Kitabı oku: «28 дней. История Сопротивления в Варшавском гетто», sayfa 4
Он обнял меня и снова стал целовать. Его кудри защекотали мне нос. Я нервно зачесалась, и моя рука оказалась между нашими лицами. Даниэль снова отстранился.
Так у нас ничего не выйдет. Надо просто взять и рассказать ему о Стефане.
– Я тут с одним… – начала я.
* * *
В этот миг раздалось фырчание машины.
Мы сразу замолкли. Евреям на машинах ездить не разрешено. Значит, это немцы.
Мы посмотрели вниз, на улицу Сенную. Машина остановилась перед домом наискосок от нас.
Люди в ближайших домах среагировали мгновенно, повыключали свет. Только бы не привлечь к себе внимание, не дать немцам повода вломиться к тебе в квартиру.
Мы с Даниэлем легли на живот – на случай, если немцы посмотрят наверх. Я стиснула его руку. В отличие от моей, его ладонь была не мокрая, а сухая и прохладная. Он гораздо лучше владел собой.
Шофер остался сидеть за рулем, а из машины выгрузились четверо: эсэсовский офицер, двое солдат и служащий еврейской полиции. На последнем была синяя куртка, на животе перетянутая черным ремнем. А могла бы быть коричневая с коричневым ремнем. Или черная с белым. Единой формы для еврейской полиции не существовало, нацисты не предоставляли своим холуям одежды, те должны были все добывать самостоятельно, в том числе и обязательную форменную фуражку со звездой Давида. Вдобавок к звезде на наручной повязке полицейские носили еще одну, словно они евреи в два раза лучше, чем все остальные. Или в два раза ничтожнее.
Полицейский направился к подъезду дома номер четыре, в руке – дубинка. Немцы, разумеется, не давали своим пособникам-унтерменшам пистолетов и прочего оружия – тем свирепее предатели лупили своих же ближних дубинками, претворяя в жизнь волю оккупантов.
Я силилась разглядеть: а вдруг этот полицейский – мой брат? Но я была слишком далеко, а фонари светили слишком тускло. Во всяком случае, фигура у человека внизу была похожая. Мне очень хотелось верить, что это все-таки не Симон. Одно дело – знать, что твой братец – сволочь, и совсем другое – своими глазами наблюдать, как он, угождая немцам, волочет в застенки людей.

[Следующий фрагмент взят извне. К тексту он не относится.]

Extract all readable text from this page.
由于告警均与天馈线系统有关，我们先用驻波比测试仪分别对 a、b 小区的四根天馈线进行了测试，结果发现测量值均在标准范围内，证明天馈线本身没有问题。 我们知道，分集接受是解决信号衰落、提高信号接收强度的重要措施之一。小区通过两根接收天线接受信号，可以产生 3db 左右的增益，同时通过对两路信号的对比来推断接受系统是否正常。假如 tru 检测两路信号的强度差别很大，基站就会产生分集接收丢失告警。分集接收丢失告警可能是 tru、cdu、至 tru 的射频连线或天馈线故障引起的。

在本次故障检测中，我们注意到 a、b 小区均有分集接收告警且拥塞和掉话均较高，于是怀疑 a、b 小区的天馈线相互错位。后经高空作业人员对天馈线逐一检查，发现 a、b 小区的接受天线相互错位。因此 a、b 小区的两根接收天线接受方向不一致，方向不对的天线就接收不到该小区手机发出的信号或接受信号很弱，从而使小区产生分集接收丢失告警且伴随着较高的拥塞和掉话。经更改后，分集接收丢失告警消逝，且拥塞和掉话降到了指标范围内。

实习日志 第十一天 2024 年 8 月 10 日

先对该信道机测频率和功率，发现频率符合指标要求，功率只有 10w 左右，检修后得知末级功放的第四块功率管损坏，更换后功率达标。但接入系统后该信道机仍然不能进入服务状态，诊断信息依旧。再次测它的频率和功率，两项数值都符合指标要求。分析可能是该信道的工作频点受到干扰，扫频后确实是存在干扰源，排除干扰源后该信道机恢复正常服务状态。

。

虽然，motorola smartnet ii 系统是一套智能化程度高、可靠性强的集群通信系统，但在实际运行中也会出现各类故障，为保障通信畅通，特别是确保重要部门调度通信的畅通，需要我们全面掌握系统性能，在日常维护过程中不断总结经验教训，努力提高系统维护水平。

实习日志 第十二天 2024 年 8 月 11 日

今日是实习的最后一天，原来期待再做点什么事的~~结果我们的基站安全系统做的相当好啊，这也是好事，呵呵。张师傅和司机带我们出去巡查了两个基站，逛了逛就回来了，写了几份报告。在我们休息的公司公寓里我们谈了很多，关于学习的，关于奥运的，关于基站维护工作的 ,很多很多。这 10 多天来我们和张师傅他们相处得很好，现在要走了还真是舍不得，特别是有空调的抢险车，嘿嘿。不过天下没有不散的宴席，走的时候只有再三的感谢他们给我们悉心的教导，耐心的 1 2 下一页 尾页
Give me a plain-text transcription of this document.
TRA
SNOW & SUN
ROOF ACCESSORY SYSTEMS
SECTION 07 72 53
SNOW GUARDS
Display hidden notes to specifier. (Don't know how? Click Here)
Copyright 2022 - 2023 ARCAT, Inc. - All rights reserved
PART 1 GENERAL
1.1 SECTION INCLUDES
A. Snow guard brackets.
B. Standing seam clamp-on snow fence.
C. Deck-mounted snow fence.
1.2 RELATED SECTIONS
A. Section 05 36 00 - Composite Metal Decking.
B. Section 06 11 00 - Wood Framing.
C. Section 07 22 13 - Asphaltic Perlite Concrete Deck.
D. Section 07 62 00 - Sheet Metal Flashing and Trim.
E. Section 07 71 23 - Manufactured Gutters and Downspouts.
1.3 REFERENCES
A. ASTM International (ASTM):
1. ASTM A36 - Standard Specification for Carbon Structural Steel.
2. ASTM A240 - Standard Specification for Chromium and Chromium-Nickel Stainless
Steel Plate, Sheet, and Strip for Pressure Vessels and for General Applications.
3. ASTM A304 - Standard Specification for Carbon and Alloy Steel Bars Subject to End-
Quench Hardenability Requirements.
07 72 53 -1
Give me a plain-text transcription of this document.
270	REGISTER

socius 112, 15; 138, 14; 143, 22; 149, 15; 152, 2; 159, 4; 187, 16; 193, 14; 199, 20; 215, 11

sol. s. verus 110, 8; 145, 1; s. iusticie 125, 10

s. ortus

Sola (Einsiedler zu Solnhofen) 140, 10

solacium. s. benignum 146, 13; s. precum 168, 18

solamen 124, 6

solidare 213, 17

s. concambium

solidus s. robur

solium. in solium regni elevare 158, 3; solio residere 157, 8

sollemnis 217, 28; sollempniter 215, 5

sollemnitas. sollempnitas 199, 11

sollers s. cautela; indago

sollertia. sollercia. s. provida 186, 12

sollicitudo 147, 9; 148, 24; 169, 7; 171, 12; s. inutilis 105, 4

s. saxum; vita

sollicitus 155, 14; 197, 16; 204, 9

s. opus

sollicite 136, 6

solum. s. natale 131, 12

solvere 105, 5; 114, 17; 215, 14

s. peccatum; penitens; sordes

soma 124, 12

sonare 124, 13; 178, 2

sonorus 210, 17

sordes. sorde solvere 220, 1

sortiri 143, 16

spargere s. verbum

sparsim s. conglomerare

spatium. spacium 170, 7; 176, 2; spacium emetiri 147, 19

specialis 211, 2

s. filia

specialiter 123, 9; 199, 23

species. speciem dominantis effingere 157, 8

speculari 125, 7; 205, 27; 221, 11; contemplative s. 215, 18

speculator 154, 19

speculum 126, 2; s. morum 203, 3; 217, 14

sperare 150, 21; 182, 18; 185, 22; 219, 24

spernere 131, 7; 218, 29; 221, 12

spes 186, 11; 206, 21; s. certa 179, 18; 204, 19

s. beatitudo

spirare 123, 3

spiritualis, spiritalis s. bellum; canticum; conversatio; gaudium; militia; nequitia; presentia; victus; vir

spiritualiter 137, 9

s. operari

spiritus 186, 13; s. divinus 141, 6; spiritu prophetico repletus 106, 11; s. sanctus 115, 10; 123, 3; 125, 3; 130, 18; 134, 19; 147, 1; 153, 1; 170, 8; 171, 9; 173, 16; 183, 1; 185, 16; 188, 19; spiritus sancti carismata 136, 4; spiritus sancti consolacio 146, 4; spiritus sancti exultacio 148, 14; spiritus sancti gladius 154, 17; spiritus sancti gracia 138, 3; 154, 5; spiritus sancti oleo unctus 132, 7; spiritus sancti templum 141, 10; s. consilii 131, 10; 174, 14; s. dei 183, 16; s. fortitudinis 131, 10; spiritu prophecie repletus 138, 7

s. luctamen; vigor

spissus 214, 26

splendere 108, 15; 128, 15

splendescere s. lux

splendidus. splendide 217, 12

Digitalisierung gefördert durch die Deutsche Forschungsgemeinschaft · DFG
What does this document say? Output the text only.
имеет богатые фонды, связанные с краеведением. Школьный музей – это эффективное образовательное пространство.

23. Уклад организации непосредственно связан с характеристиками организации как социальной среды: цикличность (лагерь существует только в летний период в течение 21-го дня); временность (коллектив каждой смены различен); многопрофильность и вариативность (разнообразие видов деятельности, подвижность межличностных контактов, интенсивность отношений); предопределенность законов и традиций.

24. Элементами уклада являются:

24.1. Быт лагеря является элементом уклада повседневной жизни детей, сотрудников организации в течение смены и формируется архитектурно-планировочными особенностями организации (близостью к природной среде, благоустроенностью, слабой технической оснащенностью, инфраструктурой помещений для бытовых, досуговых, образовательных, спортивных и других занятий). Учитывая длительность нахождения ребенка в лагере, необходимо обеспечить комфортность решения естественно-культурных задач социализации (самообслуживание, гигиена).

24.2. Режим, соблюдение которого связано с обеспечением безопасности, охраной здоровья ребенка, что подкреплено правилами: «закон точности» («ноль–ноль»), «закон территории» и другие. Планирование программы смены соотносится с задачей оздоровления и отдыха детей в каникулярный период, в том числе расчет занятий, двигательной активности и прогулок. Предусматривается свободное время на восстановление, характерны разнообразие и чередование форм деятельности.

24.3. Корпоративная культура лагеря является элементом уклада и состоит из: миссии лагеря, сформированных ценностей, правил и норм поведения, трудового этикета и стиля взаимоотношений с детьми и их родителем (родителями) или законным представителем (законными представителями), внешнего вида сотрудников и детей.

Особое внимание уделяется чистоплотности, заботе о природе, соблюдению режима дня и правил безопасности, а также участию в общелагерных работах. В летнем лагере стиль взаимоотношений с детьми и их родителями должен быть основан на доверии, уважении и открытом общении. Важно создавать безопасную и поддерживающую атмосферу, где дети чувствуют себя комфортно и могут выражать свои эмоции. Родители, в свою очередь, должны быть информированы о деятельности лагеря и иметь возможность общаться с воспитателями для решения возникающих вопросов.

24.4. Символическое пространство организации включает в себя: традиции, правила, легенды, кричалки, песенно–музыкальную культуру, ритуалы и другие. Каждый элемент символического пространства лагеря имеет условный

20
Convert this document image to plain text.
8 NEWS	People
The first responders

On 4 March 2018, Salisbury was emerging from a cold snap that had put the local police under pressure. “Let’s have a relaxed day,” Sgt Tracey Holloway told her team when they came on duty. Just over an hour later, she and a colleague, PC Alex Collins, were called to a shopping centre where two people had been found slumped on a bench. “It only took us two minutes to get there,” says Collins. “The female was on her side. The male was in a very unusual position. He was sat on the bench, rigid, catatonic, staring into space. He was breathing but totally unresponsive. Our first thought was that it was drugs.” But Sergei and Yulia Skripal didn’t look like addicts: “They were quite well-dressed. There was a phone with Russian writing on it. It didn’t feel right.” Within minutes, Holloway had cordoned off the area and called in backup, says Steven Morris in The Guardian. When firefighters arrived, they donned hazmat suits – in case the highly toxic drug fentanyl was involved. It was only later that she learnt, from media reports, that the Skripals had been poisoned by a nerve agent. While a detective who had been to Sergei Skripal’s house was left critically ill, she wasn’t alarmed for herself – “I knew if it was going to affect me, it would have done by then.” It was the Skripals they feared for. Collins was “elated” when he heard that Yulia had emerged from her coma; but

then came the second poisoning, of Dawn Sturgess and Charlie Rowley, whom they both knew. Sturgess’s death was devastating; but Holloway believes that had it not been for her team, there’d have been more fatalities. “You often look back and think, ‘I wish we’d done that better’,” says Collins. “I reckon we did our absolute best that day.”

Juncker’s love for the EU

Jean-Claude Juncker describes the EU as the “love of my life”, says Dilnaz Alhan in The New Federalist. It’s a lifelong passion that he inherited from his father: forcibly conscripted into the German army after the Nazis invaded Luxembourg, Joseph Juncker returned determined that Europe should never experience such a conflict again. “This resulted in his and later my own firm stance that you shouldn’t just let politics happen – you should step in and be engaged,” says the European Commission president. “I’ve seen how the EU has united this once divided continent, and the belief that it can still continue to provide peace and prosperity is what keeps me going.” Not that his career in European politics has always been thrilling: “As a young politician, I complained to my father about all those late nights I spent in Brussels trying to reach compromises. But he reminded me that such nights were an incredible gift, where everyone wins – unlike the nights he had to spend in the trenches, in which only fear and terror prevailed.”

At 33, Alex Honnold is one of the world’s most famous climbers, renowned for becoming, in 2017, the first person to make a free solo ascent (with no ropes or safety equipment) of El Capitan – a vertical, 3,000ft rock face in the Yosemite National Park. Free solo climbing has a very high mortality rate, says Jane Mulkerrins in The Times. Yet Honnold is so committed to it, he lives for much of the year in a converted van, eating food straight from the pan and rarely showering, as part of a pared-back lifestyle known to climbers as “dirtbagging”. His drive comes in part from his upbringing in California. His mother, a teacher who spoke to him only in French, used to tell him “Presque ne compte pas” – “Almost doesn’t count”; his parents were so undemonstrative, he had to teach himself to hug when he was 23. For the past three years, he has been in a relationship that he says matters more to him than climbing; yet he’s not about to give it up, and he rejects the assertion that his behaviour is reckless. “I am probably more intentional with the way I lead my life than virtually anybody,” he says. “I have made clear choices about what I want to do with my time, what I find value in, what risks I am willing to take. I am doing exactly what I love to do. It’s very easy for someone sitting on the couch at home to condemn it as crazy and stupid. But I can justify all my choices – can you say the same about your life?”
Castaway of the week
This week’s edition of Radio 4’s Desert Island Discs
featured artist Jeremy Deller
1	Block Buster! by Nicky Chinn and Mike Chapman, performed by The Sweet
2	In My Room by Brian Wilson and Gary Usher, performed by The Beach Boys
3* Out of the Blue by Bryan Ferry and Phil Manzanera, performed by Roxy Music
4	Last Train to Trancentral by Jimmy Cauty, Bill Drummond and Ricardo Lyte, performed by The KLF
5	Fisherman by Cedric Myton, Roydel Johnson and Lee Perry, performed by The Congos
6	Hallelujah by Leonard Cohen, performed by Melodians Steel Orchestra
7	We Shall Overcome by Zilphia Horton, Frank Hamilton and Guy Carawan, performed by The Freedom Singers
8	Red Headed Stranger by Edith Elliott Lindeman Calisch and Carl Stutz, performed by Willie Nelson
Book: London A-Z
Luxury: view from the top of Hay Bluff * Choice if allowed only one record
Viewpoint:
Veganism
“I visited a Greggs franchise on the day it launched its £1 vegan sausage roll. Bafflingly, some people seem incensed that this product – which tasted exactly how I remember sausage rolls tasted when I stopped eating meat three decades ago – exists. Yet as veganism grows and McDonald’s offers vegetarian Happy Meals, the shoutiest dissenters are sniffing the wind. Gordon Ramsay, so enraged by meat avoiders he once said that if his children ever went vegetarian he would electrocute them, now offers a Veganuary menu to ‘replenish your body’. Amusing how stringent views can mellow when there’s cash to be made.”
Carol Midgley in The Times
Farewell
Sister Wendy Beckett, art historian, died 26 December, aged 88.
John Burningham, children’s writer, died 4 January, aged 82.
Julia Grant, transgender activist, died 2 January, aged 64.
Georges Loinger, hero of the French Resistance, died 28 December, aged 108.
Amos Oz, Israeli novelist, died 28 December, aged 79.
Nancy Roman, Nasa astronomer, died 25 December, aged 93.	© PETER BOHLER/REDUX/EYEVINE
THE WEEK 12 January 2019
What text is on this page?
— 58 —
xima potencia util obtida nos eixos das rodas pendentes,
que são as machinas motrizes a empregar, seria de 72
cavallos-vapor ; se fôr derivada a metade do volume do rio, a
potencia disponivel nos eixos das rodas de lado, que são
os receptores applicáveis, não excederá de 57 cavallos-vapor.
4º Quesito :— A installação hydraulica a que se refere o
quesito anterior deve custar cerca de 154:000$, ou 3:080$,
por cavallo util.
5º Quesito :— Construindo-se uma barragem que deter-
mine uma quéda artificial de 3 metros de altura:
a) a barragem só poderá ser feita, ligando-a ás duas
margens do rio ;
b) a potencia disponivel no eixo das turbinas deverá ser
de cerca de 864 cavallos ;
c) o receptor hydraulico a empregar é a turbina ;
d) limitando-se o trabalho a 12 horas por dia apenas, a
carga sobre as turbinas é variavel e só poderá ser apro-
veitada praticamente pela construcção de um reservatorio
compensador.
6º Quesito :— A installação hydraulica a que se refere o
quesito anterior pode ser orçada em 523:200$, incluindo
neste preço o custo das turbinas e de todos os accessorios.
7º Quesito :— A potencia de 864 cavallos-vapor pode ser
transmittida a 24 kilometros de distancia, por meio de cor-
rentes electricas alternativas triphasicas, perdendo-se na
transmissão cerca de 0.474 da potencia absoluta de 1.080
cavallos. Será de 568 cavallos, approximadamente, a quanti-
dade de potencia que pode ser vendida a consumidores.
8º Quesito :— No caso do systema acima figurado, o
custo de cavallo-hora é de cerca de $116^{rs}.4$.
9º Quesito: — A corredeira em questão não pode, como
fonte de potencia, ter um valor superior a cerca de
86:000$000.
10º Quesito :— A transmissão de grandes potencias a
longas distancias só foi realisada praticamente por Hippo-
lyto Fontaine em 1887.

Прибывшие вошли в дом, и Даниэль шепнул:
– Это не твой брат.
Мои страхи не были для него тайной.
Мы не сводили глаз с дома номер четыре. Как, должно быть, жутко сейчас людям, которые в нем живут. Солдаты топают по лестнице, и жители могут только надеяться, что распахнется дверь не в их квартиру, а в соседскую. По чью-то душу они пришли?..
В квартире на четвертом этаже зажегся свет, и через окно мы увидели, как солдаты вышибли дверь. Маленький мальчик спрятался за мать, а эсэсовец направил пистолет в лицо мужчине лет пятидесяти, стоявшему посреди комнаты в одной майке. Полицейский-еврей схватил мужчину и при этом не упустил случая наподдать ему дубинкой.
Каким бы ужасным ни было это зрелище, где-то в глубине души я испытала облегчение: теперь, в освещенной комнате, я ясно видела, что этот полицейский не мой брат. Арестованного в одной майке вывели из квартиры. Босиком. Женщина что-то спросила у эсэсовца, он, помедлив, кивнул, и она, прихватив ребенка, последовала за мужем. Я не сразу сообразила, зачем она это делает, – немцы ведь пришли только за ним!
– Она хочет проводить мужа до тюрьмы Павяк, – шепнул мне Даниэль. – Посмотреть, что с ним будет.
– А кто он такой? – тихо спросила я. В опустевшей квартире так и горел свет.
– Моше Гольдберг, председатель профсоюза парикмахеров. А главное – один из руководителей Бунда.
Бунд – это запрещенная организация евреев-социалистов. Они устраивали суповые кухни, подпольные школы и писали листовки против нацистов. Папа социалистов не жаловал и запретил нам вступать с ними в какой-либо контакт. Поэтому я мало что знала о Бунде, не говоря уж о том, кто у них руководители.
* * *
Гольдберга вытолкали на улицу. Он остановился прямо под фонарем. Держался он мужественно: не хотел выказать страха перед маленьким сыном, которого мать несла на руках.
Сейчас солдаты запихают его в машину, откуда скучающий шофер щелчком выкинул сигарету. Жена и сын Гольдберга там вряд ли поместятся – только если мать возьмет мальчика на колени.
Эсэсовец остановился перед арестованным и что-то ему приказал. На лице Гольдберга мелькнул ужас.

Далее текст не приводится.